Liu, Chuncheng. 2019. “Multiple Social Credit Systems in China.” Economic Sociology: The European Electronic Newsletter 21(1):22–32. [download]
My more recent work focuses on the sociotechnical realities of local implementation. Through a detailed case study of a model municipal SCS metric, I demonstrate how local policy design can moralize existing inequality, subjecting government employees to intense surveillance while structurally disadvantaging rural residents. Based on interviews with policymakers, I also examine why high-tech tools like machine learning often fail in local governance despite their success in private finance, primarily due to a lack of data variety and clear administrative goals.
Liu, Chuncheng, and Akos Rona-Tas. 2025. “Trusting by Numbers: An Analysis of a Chinese Social Credit System Governance Infrastructure.” Critical Sociology 51(6):1247–65. [download] [A brief summary]
Liu, Chuncheng. 2025. “A Tale of Two Social Credit Systems: The Succeeded and Failed Adoption of Machine Learning in Data-Driven Infrastructures.” P. 385 in Oxford Handbook of the Sociology of Machine Learning, edited by C. Borch and J. P. Pardo-Guerra. University of Oxford Press. [download]
Using national survey data, I reveal that public support for the SCS is surprisingly high but internally complex; counterintuitively, Chinese Communist Party members and high-status individuals often show more skepticism toward state surveillance than the general public. With Alexander Trauth-Goik, I use mixed-method to examine how the state attempts to weaponize social networks via blacklists and how citizens often “grey” the black-and-white labels the state assigned.
Liu, Chuncheng. 2022. “Who Supports Expanding Surveillance? Exploring Public Opinion of Chinese Social Credit Systems.” International Sociology 37(3):391–412. [download] [a brief summary]
Trauth-Goik, Alexander, and Chuncheng Liu. 2023. “Black or Fifty Shades of Grey? The Power and Limits of the Social Credit Blacklist System in China.” Journal of Contemporary China 32(144):1017–33. [download]
Myths of SCSP need not only debunk but also careful analysis. With Marianne von Blomberg, I analyze how US media utilizes the “SCS imaginary” as a form of Techno-orientalism - portraying a high-tech Asian "Other" as a threat to Western values. This narrative often serves as a rhetorical mirror for Western audiences to articulate their own domestic anxieties about technology and control rather than reflecting the ground-level reality in China.
von Blomberg, Marianne, and Chuncheng Liu. 2025. “Techno-Orientalism in the US Media: The Case of ‘China’s Social Credit System’.” Information, Communication & Society. [download]

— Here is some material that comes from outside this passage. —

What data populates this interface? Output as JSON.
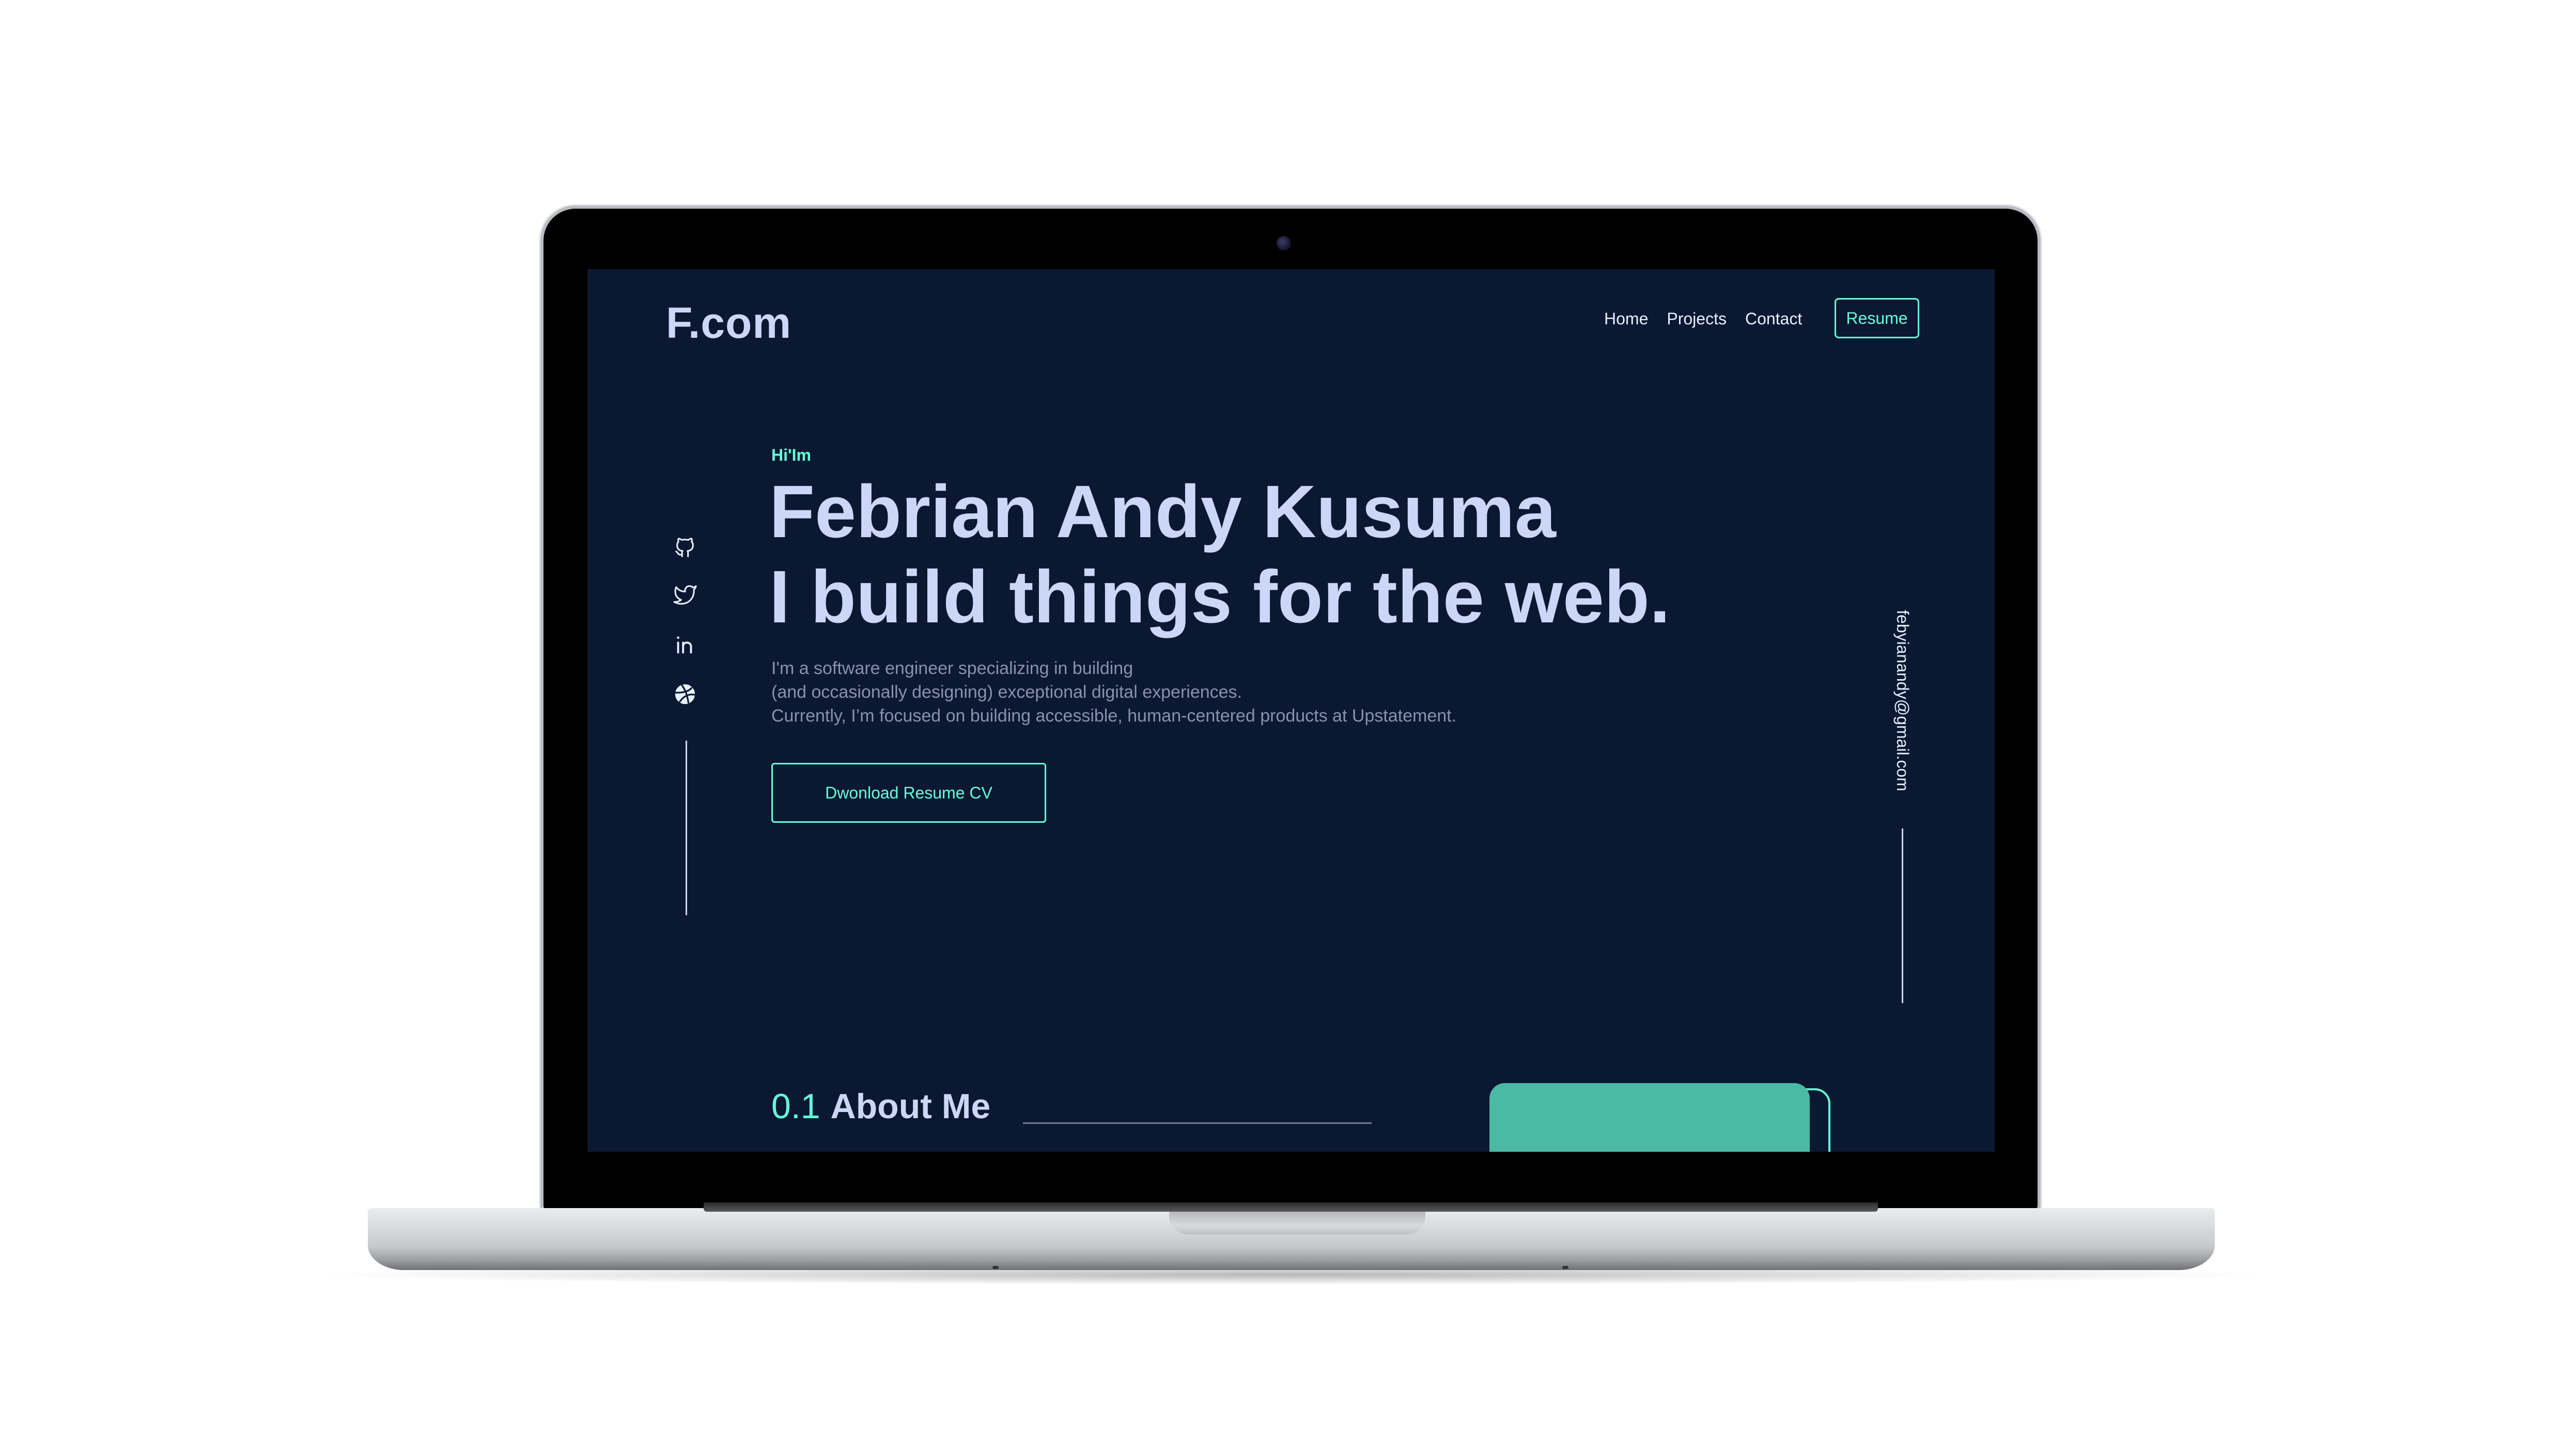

Currently, I am writing a book, Metricocracy, an ethnography of a Chinese social credit system. It is under contract with University of California Press.

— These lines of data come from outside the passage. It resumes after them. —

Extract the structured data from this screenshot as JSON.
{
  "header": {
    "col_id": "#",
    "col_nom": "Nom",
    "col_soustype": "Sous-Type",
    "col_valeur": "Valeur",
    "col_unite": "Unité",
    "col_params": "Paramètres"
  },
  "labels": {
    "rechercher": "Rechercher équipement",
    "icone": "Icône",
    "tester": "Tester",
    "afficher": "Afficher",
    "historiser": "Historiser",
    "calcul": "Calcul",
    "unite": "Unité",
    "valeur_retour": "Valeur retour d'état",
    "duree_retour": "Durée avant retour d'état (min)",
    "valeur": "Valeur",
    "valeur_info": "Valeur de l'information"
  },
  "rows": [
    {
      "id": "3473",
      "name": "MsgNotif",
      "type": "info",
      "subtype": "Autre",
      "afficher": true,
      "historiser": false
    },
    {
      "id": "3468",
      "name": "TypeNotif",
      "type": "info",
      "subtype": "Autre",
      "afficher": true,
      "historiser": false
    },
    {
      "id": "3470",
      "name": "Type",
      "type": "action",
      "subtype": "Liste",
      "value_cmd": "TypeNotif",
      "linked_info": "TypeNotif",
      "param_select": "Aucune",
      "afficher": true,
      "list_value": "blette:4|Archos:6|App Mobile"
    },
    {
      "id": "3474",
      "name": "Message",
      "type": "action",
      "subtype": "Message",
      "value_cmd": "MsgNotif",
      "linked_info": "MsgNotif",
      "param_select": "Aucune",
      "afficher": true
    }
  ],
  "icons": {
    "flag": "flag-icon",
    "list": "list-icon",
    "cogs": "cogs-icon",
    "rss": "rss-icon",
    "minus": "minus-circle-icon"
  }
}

Metricocracy (metric-ocracy, rule by metric) offers an unprecedented ethnographic account of China’s social credit system—not as a dystopian surveillance apparatus, but as a fragile, fragmented, and often performative bureaucratic project. Based on extensive fieldwork in “Meritown,” a northern Chinese city that pioneered one of the country’s most ambitious local credit systems, the book reveals how quantification that intended to promote behavioral compliance and bureaucratic oversight ends up producing selective, fabricated, and ultimately mirage of data. Through close observation of the daily work of street-level bureaucrats and their interactions with citizens, Metricocracy traces how numbers are negotiated, manipulated, and invested with conflicting meanings, often at odds with the state’s official narrative of comprehensive social governance.
Rather than reinforcing state power, the book shows how quantification can generate institutional strain, symbolic contestation, and even cynicism among bureaucrats and citizens alike. By illuminating the political, organizational, and relational dynamics behind the production of scores, Metricocracy challenges dominant accounts of China’s authoritarian capacity and adds new depth to global debates on data-driven algorithmic governance, quantification, datafication, and state legitimacy. It not only demystifies a system misunderstood in Western media but also offers a powerful lens for understanding the contradictions at the heart of quantification regimes worldwide.